From time to time, the question comes to me, be it in a TV interview, or just a new Competitor: “Where did this (meaning the Firefighter Combat Challenge®) come from?”
Short answer: “This is the only federally funded, University-based, occupational physiology research study that became an international touring and televised sport.”
The Sports Medicine Center of the University of Maryland’s School of Public Health was the recipient of a grant from the predecessor of FEMA.
In cooperation with the Fire Training Officer’s sub-committee of the Greater Washington DC Council of Governments (GOG) I conducted a JTA (job task analysis). This is the process whereby essential functions of the position (firefighter) are identified and quantified. Our criteria were a search for arduous, frequently performed or critical tasks. Critical means that failure could result in injury or death.
The validity of the five linked tasks is evident with the world-wide acceptance and promulgation of the Challenge. There are professional and legal standards that must be met to withstand the rigor of publication in peer-reviewed journals. The results of our study were published in the journal of the American College of Sports Medicine (Medicine and Science in Sports and Exercise). But beyond a competition, the higher standard is being able to defend against legal challenges when the arduous nature of the profession has a disparate impact on “protected classes.”

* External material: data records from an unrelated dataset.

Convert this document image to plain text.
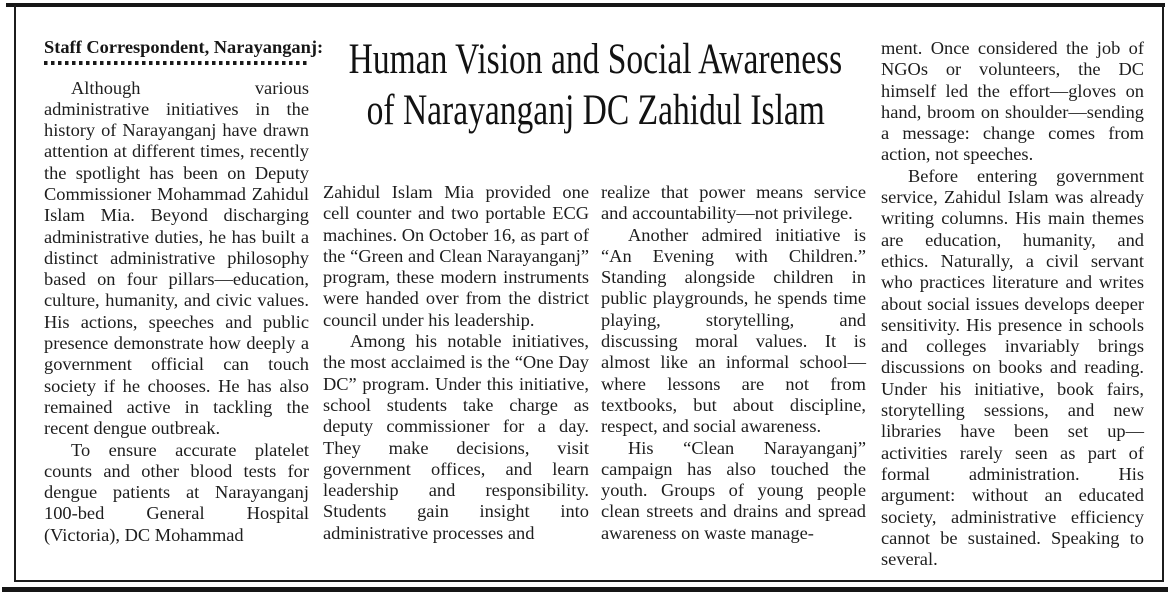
Staff Correspondent, Narayanganj:

Although various administrative initiatives in the history of Narayanganj have drawn attention at different times, recently the spotlight has been on Deputy Commissioner Mohammad Zahidul Islam Mia. Beyond discharging administrative duties, he has built a distinct administrative philosophy based on four pillars—education, culture, humanity, and civic values. His actions, speeches and public presence demonstrate how deeply a government official can touch society if he chooses. He has also remained active in tackling the recent dengue outbreak.

To ensure accurate platelet counts and other blood tests for dengue patients at Narayanganj 100-bed General Hospital (Victoria), DC Mohammad

Human Vision and Social Awareness
of Narayanganj DC Zahidul Islam

Zahidul Islam Mia provided one cell counter and two portable ECG machines. On October 16, as part of the “Green and Clean Narayanganj” program, these modern instruments were handed over from the district council under his leadership.

Among his notable initiatives, the most acclaimed is the “One Day DC” program. Under this initiative, school students take charge as deputy commissioner for a day. They make decisions, visit government offices, and learn leadership and responsibility. Students gain insight into administrative processes and

realize that power means service and accountability—not privilege.

Another admired initiative is “An Evening with Children.” Standing alongside children in public playgrounds, he spends time playing, storytelling, and discussing moral values. It is almost like an informal school—where lessons are not from textbooks, but about discipline, respect, and social awareness.

His “Clean Narayanganj” campaign has also touched the youth. Groups of young people clean streets and drains and spread awareness on waste manage-

ment. Once considered the job of NGOs or volunteers, the DC himself led the effort—gloves on hand, broom on shoulder—sending a message: change comes from action, not speeches.

Before entering government service, Zahidul Islam was already writing columns. His main themes are education, humanity, and ethics. Naturally, a civil servant who practices literature and writes about social issues develops deeper sensitivity. His presence in schools and colleges invariably brings discussions on books and reading. Under his initiative, book fairs, storytelling sessions, and new libraries have been set up—activities rarely seen as part of formal administration. His argument: without an educated society, administrative efficiency cannot be sustained. Speaking to several.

And then there’s a lot of steps from a research study to the development of a copyrighted, trademarked competition and all of the intricacies associated with over 60,000 participants spanning nearly three decades.
While imitation is the highest form of flattery, it is disconcerting when your intellectual property is hijacked and represented to be the creation of their own. Simply stated, there is no form of firefighter testing or competition involving a tower, forcible entry, hose advance and a victim rescue that is not a derivative of the Firefighter Combat Challenge®.
My vision for the Challenge is that there is only one right way to run this event. When people start to change the fundamentals, we lose respect for the objectivity of the event. There’s only one 440 yard dash and the performance time has universal credibility.